A background task runs periodically to examine all ACTIVE CFPs to determine if any adjacent sets of CFPs qualify to be merged. Files can be merged when the percentage of undeleted rows falls below a threshold. The main qualification must be that the merged files will result in a file of undeleted records that is 128MB or less in size (or 16MB for systems with 16GB of memory or less). Merging can also occur if two adjacent files are both less them 50% full (possibly as the result of a manual checkpoint having been run).
In most cases, automatic merging of checkpoint files will be sufficient to keep the number of files manageable. However, in rare situations or for testing purposes, you can manually initiate a checkpoint merge using the sp_xtp_merge_checkpoint_files stored procedure. To identify files that might be eligible for merge, you can examine the information returned by a query against the sys.dm_db_xtp_checkpoint_files DMV:
select file_type_desc, state_desc, lower_bound_tsn, upper_bound_tsn, file_size_in_bytes, file_size_used_in_bytes from sys.dm_db_xtp_checkpoint_files WHERE state_desc = 'ACTIVE'
Checkpoint Garbage Collection
At a certain point when the rows in a CFP are no longer needed (e.g., the oldest transaction still required by SQL Server is more recent than the time range covered by the CFP), the CFP will transition into a non-active state. This usually occurs when the log truncation point required for recovery is more recent than the largest transaction ID in the CFP transaction ID range.

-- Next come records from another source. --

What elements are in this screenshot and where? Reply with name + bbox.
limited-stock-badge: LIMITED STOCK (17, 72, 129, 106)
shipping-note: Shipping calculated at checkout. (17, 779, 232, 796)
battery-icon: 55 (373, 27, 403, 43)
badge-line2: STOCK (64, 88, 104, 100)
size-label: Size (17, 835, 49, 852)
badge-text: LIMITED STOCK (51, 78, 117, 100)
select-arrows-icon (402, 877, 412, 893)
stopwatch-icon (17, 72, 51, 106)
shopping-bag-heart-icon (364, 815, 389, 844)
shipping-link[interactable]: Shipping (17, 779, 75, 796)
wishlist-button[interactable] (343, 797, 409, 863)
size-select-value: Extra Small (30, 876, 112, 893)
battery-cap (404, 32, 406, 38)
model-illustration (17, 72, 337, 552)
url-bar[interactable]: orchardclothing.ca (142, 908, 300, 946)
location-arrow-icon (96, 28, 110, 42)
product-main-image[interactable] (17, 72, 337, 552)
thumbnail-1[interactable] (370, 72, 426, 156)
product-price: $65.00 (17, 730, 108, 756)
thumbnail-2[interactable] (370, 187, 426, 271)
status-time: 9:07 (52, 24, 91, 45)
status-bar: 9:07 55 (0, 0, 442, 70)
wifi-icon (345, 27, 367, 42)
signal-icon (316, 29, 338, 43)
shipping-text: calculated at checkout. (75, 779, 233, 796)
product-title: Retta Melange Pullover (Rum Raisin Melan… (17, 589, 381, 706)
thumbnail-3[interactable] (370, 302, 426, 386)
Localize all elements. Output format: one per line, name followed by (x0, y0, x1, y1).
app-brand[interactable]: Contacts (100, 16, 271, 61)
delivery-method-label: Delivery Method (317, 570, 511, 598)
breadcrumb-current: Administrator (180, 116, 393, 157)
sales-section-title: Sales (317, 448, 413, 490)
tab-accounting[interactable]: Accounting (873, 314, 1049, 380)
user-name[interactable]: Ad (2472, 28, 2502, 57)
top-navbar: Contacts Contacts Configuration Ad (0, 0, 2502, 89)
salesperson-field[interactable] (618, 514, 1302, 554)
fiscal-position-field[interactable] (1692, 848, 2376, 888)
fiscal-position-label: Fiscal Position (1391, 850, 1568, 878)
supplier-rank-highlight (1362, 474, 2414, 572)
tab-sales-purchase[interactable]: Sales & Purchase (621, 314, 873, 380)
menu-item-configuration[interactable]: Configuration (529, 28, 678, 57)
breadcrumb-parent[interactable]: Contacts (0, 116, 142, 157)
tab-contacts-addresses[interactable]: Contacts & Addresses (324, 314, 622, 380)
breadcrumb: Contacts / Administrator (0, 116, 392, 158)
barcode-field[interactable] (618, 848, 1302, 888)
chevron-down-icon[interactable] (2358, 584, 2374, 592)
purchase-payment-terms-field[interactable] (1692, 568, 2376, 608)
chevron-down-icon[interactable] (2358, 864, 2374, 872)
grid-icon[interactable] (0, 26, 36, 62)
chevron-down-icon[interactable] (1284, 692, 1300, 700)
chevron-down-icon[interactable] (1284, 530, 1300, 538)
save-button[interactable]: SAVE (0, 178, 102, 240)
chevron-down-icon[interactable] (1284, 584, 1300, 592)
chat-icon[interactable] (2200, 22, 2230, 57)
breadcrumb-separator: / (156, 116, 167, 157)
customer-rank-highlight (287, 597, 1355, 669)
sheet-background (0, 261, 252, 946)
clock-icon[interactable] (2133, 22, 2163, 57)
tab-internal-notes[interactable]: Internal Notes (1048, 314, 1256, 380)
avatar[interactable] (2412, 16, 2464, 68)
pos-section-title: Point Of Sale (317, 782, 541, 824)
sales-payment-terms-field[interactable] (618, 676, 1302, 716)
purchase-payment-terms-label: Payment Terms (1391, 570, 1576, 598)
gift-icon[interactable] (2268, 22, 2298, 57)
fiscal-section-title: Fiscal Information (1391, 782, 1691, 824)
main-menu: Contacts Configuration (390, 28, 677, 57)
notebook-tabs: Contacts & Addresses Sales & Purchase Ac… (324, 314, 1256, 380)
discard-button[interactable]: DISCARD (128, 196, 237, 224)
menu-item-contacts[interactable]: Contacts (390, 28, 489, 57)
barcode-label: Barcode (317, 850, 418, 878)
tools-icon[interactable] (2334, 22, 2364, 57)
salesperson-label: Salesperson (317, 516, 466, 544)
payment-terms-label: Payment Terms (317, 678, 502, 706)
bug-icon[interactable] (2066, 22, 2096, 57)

Assuming a log backup has occurred, these CFPs are no longer required and can be removed by the checkpoint file garbage collection process which is a background process that runs automatically.
Recovery
The basic mechanism to recover or restore a database with memory-optimized tables is similar to the recovery process of databases with only disk-based tables. However, recovery of memory-optimized tables also includes the step of loading the memory-optimized tables into memory before the database is available for user access.
When SQL Server restarts, each database goes through a recovery process that consists of three phases:
- The analysis phase.
- The redo phase.
- The undo phase.
During the analysis phase, the In-Memory OLTP engine identifies the checkpoint inventory to load and preloads its system table log entries. It will also process some file allocation log records.
During the redo phase, for memory-optimized tables, data from the data and delta file pairs are loaded into memory and then the data is updated from the active transaction log based on the last durable checkpoint and the in-memory tables are populated and indexes rebuilt. During the redo phase, disk-based and memory-optimized table recovery runs concurrently.
The undo phase is not needed for memory-optimized tables since In-Memory OLTP doesn’t record any uncommitted transactions for memory-optimized tables.
When the above operations are completed for both disk-based and memory-optimized tables, the database is available for access.
Since loading memory-optimized tables into memory can increase recovery time, the In-Memory OLTP engine attempts to improve the load time of memory-optimized data from data and delta files by loading the data/delta files in parallel. It does this by first creating a Delta Map Filter. One thread per container reads the delta files and creates a delta map filter. Once the delta-map filter is created, data files are read using as many threads as there are logical CPUs. Each thread reading the data file reads the data rows and checks it against the associated delta map and only inserts the row into table if this row has not been marked deleted.